1. Learn about the model & start prediction
This website helps you run GRASP RNA subcellular localization predictions and follow up on your work. From the top menu you can use:
- Prediction — choose lncRNA or mRNA, submit FASTA sequences, and start a prediction job.
- Help — step-by-step guidance (this page) for how to predict, read results, and query jobs.
- Download — open the Download page for a link to the GRASP source code on GitHub for local installation or study.
- CheckJob — look up a job by its Job ID to open the status or result page without bookmarking the URL.
Use Contact if you need to reach the maintainers. Together, these sections cover end-to-end use: submit → wait or check status → view or download results.
2. Prediction
Choose RNA type first. Use the RNA Type control before submitting: lncRNA and mRNA use different trained models. The type you select must match your sequences, because each model predicts over its own set of subcellular compartments (column names in your result table come from that model).
Supported compartments by type (as in the output CSV / result table):
- lncRNA — Cytoplasm, Cytosol, ExtracellularVesicle, Membrane, Mitochondrion, Nucleolus, Nucleoplasm, Ribosome.
- mRNA — Chromatin, Cytoplasm, Cytosolsub, Membrane, Microvesicle, Nucleolus, Nucleoplasm, Nucleussub.
Then paste or upload FASTA (sequence IDs in headers), optionally leave an e-mail for notification, and submit. The site assigns a Job ID and queues the run; you may wait on the result page or reopen the job later via CheckJob.
3. Get the prediction results.
When the job completes, the Result Table lists every submitted sequence in one row each:
- Seq_ID — the identifier from your FASTA header (one row per sequence).
- RNA Type — the type you chose for that job (lncRNA or mRNA).
- One numeric column per compartment — the model’s predicted probability for that sequence in that subcellular localization (values are shown for all compartments; the set of columns matches the RNA type you selected).
Use the table toolbar Export to download the full matrix (e.g. CSV/Excel) with the same columns. The export contains raw probabilities for every sequence and compartment, so you can apply any custom threshold (or multi-threshold rules) in R, Python, or Excel for downstream filtering, enrichment, or plotting — the website does not impose a single cutoff on the exported file.
Please also save copies in time: on-server result files may be removed after the retention period noted in the tips on the result page.
Wikipedia links in headers: On the completed job page, each subcellular-localization column title is a link to a short English Wikipedia article (or a Wikipedia search for uncommon labels) so you can quickly recall what that compartment refers to. Links open in a new tab and are for reference only.
4. Query your jobs.
On CheckJob, enter the Job ID from your submission e-mail or the prediction page to jump to the same job’s status and results. Keep the ID if you may return after closing the browser.
Example use case
A user inputs an RNA sequence and obtains high predicted probability in the nucleolus. This may suggest involvement in ribosome biogenesis or RNA processing. Similarly, cytoplasmic localization may indicate roles in translation or post-transcriptional regulation. Together, such examples show how predicted localization provides spatial context and can help generate functional hypotheses.

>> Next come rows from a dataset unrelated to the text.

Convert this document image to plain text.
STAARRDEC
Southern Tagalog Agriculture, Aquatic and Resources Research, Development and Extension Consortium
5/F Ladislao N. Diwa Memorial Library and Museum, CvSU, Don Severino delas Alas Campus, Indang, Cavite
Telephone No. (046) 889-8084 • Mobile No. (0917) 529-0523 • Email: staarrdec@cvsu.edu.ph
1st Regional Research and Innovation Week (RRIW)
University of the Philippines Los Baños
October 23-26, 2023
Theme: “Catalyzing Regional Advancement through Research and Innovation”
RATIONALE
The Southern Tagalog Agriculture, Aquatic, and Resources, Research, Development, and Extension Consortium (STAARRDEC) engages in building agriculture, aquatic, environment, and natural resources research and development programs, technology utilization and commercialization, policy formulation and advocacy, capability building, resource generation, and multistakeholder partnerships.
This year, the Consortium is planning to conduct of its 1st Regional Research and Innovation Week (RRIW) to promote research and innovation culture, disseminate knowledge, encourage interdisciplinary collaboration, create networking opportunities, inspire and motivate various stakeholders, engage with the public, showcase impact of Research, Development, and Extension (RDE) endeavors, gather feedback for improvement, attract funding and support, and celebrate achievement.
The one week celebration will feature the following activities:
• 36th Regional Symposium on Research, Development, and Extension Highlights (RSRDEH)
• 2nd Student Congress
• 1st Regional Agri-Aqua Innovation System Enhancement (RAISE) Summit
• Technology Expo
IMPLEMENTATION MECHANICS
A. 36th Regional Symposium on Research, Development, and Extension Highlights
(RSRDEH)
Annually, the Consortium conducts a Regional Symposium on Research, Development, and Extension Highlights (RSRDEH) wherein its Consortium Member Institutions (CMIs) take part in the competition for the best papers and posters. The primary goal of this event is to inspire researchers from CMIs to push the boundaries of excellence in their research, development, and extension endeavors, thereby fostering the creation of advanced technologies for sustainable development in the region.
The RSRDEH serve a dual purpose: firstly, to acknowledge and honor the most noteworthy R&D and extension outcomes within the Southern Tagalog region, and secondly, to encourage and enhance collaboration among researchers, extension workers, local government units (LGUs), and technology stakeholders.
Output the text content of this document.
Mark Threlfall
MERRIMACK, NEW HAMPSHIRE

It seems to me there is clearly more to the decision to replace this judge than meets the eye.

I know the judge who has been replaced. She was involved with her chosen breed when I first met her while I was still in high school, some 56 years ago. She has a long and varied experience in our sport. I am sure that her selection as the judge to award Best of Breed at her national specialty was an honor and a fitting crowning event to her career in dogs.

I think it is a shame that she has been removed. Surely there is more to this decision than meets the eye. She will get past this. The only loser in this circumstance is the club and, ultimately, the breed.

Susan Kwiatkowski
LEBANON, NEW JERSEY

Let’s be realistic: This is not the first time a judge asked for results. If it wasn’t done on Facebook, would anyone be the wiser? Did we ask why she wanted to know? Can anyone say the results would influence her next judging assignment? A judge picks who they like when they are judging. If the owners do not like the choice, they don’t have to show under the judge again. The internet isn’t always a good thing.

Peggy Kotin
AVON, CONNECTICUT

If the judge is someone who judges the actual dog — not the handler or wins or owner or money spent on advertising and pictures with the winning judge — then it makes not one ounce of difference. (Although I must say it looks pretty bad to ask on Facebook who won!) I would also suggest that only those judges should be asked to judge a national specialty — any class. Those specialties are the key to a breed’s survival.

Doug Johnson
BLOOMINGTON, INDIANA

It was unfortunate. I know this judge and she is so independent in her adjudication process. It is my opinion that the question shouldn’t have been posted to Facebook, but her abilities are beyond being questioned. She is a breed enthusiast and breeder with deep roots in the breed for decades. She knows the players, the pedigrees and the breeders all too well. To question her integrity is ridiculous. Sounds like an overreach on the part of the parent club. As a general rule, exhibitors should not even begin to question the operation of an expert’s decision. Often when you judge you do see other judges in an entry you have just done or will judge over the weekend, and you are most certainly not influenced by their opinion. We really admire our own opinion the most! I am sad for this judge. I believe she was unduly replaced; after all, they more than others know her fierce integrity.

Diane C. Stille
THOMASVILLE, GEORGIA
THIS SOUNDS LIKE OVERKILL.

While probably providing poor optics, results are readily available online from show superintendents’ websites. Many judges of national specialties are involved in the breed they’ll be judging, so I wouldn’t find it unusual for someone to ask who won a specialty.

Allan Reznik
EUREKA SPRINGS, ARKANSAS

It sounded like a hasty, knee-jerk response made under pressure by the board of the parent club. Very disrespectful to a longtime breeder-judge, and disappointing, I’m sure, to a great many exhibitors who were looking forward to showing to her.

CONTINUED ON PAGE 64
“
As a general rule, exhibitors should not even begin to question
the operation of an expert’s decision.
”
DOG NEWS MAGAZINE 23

Building on that context, users can combine GRASP results with external resources (e.g., RMBase, POSTAR3) to check whether potential regulatory elements or functional sites within the input sequence overlap with known modification or binding events that are enriched in the predicted subcellular compartment—supporting exploration of modification sites or RBP interactions in a compartment-aware way. These integrative analyses are not built into this lightweight web server but can be performed straightforwardly alongside those databases.